The judge in her case has acknowledged that many people will be horrified by what they may think is an unreasonable or immoral decision. But he agreed that because she was of sound mind she had a right to live or die according to her personality and her values.
C was right, and so is the judge, because life only has the meaning we choose to ascribe to it. Our secular society recognises that there are no absolutes. Our lives are only worth living if we feel that they are so. There are thousands of possible reasons to find life valuable, but we don’t find them by being ordered to do so. They have to make emotional and psychological sense to us.
C’s priorities may look shockingly superficial and selfish. Her choices will make some of us intensely uncomfortable, and perhaps part of this is that her reasoning threatens our own certainties. If she saw no point in life once her powers diminished, why should we? Clearly she had no joy from her friendships, no sense of service to others, and had no faith.

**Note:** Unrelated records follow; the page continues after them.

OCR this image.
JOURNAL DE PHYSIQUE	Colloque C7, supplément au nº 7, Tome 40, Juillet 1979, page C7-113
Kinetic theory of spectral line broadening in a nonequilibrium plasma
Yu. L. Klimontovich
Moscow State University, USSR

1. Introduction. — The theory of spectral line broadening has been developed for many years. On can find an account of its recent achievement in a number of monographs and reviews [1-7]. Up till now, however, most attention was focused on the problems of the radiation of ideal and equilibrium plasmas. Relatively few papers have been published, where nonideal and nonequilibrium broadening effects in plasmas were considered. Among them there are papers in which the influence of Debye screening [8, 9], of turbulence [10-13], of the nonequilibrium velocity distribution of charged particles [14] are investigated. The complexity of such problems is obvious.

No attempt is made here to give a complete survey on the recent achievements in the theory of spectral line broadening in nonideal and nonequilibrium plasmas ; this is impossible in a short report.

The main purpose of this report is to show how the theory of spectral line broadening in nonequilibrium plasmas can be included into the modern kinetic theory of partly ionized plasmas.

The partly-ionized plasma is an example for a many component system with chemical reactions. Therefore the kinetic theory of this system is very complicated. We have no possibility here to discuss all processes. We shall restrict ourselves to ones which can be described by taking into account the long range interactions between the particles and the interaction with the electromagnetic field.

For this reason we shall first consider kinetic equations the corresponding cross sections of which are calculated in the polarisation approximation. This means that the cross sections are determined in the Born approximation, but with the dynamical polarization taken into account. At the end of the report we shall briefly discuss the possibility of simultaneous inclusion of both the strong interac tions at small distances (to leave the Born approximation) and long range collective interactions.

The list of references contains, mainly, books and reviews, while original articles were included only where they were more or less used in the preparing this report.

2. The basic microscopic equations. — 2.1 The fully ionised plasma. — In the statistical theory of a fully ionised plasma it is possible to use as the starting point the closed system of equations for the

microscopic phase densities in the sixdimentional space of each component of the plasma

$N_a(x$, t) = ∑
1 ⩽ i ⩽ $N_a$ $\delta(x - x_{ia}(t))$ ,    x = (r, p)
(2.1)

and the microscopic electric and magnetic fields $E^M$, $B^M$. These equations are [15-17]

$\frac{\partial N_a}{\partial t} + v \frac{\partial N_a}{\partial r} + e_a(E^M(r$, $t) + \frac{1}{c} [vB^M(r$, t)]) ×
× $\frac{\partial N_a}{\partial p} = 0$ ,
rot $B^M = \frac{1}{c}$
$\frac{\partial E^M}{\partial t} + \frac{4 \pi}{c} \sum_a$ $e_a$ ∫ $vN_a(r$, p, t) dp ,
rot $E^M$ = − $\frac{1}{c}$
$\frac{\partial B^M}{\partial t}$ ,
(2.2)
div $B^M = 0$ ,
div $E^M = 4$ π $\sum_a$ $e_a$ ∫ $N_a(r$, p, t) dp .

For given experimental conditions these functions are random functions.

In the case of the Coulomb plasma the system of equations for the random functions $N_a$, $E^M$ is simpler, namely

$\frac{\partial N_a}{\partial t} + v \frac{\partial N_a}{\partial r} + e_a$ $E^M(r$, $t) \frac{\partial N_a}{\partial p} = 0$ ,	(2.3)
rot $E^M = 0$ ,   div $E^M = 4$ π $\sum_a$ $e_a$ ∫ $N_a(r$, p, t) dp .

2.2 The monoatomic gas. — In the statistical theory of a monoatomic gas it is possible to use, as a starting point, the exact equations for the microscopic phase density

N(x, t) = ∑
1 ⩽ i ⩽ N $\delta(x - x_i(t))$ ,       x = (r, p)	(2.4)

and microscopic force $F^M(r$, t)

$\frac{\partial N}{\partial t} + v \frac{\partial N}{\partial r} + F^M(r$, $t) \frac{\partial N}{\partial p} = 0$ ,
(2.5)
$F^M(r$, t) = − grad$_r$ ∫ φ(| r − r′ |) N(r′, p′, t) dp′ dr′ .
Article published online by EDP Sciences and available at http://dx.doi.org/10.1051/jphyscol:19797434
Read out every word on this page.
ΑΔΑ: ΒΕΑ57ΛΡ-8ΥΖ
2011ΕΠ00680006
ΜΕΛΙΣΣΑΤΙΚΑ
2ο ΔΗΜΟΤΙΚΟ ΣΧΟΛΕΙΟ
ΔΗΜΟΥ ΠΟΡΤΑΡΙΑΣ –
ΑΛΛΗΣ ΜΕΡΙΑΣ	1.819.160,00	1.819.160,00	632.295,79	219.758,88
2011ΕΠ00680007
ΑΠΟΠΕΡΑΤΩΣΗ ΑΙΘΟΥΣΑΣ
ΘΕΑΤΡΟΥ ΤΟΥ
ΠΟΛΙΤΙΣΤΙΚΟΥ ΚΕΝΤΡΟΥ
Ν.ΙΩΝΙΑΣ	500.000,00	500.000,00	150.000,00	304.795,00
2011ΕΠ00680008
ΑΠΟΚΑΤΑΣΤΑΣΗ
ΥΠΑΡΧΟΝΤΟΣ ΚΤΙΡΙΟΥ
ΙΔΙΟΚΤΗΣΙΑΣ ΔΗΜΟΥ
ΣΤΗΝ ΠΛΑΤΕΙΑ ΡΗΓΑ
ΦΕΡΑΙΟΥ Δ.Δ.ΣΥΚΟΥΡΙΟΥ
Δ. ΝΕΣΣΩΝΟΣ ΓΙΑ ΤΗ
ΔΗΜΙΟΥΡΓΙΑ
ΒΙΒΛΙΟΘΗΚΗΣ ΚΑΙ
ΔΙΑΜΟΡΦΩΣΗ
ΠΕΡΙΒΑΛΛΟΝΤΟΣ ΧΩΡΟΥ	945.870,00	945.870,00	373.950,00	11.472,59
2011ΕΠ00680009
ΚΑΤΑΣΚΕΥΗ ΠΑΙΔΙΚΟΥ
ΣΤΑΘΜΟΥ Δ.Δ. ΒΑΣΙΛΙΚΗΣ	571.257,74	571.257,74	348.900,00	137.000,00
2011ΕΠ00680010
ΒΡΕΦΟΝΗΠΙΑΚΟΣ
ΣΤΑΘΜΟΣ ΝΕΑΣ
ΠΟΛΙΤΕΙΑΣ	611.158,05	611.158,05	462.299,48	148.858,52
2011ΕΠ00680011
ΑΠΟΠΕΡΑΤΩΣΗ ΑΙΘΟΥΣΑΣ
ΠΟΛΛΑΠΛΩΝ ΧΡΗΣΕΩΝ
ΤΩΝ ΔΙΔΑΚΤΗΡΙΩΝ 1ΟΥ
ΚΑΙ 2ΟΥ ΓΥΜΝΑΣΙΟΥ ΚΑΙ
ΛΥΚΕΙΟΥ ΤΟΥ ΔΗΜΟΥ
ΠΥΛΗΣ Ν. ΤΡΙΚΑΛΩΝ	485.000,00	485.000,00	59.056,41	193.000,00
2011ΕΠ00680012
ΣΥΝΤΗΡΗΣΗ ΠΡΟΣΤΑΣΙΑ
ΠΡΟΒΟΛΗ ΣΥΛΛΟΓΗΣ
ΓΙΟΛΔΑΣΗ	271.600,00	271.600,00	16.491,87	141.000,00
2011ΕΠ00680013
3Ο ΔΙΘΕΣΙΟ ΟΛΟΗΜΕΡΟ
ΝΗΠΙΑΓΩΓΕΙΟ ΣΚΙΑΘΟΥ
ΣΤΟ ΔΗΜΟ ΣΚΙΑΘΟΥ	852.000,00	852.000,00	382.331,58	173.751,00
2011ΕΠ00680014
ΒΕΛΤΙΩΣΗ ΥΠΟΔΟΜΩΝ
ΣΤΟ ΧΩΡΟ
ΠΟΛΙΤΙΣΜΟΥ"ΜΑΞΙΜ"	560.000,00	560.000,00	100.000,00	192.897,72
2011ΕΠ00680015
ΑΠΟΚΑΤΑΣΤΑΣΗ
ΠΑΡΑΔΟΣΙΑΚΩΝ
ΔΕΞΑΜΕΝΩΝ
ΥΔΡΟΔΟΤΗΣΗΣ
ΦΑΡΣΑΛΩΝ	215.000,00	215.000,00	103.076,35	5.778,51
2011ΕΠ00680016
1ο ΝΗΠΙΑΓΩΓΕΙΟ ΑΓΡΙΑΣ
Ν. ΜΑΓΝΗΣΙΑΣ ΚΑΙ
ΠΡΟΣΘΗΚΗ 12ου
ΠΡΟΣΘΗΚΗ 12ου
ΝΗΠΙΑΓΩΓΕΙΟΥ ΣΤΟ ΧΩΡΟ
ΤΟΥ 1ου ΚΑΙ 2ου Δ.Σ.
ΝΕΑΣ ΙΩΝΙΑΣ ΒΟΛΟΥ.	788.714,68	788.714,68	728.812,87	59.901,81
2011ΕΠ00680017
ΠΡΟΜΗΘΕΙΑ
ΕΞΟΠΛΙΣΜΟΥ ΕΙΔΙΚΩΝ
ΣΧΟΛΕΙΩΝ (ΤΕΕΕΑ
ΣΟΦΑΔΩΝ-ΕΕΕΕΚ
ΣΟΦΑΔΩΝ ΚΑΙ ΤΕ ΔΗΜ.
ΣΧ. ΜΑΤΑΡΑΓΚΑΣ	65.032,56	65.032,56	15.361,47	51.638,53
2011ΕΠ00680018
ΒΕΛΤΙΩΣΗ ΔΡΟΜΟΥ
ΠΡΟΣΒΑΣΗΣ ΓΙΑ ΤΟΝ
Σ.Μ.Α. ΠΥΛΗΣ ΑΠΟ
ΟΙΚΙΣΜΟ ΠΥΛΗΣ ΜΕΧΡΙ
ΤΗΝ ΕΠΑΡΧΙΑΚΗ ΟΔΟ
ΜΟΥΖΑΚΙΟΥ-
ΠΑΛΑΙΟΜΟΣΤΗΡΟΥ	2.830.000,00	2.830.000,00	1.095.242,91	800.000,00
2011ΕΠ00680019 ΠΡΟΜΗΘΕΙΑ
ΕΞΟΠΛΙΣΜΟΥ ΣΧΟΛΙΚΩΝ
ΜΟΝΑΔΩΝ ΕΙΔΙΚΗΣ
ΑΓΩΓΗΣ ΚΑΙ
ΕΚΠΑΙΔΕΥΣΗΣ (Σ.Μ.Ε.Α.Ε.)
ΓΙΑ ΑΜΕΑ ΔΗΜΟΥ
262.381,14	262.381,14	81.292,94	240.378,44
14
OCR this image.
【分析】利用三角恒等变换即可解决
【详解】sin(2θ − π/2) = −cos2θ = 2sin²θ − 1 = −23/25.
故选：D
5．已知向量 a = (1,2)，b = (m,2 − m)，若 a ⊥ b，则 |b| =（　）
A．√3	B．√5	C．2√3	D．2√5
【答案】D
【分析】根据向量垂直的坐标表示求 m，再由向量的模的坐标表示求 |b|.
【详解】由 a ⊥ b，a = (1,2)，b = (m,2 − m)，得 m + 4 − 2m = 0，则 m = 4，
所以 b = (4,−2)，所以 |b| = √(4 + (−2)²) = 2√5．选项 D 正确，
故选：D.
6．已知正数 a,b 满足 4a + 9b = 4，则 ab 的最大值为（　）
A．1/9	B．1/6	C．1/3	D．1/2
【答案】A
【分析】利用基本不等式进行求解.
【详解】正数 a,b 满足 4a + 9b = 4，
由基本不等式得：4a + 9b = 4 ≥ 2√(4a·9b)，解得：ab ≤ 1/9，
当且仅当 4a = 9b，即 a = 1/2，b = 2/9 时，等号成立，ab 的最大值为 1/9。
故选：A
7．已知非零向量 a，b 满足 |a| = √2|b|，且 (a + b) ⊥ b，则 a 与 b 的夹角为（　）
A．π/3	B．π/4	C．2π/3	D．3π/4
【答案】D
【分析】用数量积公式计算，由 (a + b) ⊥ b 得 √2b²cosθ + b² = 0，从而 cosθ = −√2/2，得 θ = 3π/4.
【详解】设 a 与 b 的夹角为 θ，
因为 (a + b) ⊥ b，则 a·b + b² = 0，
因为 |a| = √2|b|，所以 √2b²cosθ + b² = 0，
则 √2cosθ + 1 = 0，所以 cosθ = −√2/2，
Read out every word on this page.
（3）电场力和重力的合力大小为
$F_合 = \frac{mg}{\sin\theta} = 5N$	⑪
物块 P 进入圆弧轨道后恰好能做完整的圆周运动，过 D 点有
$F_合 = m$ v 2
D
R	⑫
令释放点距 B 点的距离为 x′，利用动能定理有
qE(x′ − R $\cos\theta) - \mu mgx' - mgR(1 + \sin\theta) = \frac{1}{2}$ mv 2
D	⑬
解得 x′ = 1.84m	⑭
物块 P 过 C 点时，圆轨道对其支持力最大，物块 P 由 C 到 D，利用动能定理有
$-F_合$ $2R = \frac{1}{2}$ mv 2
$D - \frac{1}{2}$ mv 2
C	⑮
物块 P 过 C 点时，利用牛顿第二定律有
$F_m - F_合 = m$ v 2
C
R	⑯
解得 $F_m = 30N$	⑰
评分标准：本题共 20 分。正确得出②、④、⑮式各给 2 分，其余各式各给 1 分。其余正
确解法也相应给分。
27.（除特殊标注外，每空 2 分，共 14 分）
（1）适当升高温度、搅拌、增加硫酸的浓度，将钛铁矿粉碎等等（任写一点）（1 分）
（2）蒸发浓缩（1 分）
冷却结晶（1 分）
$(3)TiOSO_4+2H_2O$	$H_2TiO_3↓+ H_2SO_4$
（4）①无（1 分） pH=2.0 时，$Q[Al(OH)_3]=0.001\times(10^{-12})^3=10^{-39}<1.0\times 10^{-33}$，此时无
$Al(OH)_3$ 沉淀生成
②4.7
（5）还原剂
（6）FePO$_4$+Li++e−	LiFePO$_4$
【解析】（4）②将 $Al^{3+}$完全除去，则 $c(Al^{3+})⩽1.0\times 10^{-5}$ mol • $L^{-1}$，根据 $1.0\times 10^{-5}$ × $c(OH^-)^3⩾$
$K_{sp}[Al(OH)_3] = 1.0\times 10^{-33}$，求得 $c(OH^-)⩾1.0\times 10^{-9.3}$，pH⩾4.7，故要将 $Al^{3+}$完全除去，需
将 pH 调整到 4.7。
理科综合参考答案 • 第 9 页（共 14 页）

We might wish that at the very least a sense of love and duty towards her children would have replaced her hedonism. But she had simply internalised an exaggerated version of the messages that besiege all of us every day. Youth, beauty, eroticism and money all confer degrees of power and respect on those who possess them. The aged and poor have little value. Ageing is seen as a horror that should be fought and denied with time, money, personal trainers and medical help.
Women are punished particularly hard for getting old, disappearing from films, television screens and glossy magazines; taunted for visible attempts to resist ageing, yet sneered at if they don’t try. But men are not exempt. They too are under pressure to retain their powers. A separated, once-handsome older man said to me, resentfully, that it was a myth that men always stayed desirable as they aged. That was only true, he said, for the successful ones. Men without a house or career had no value in the market.
This denigration of ageing, and the lauding of achievement, means that we all need to find meanings in our lives that will sustain us all the way from youth into our eighth and ninth decades. If we value only our transient qualities, from health to beauty to success at work, then at some point — a critical illness, a retirement, a sacking — most of us are going to be intensely miserable and disappointed.
Worse, if those are what we focus on, we will probably have gathered around us a social circle who like us for those abilities and who may not have much interest in us when we falter. And having a sense of meaning is critical not just for wellbeing but for longevity. Research among thousands of over-forties shows that those who had inner purpose were much more likely to be alive seven years later.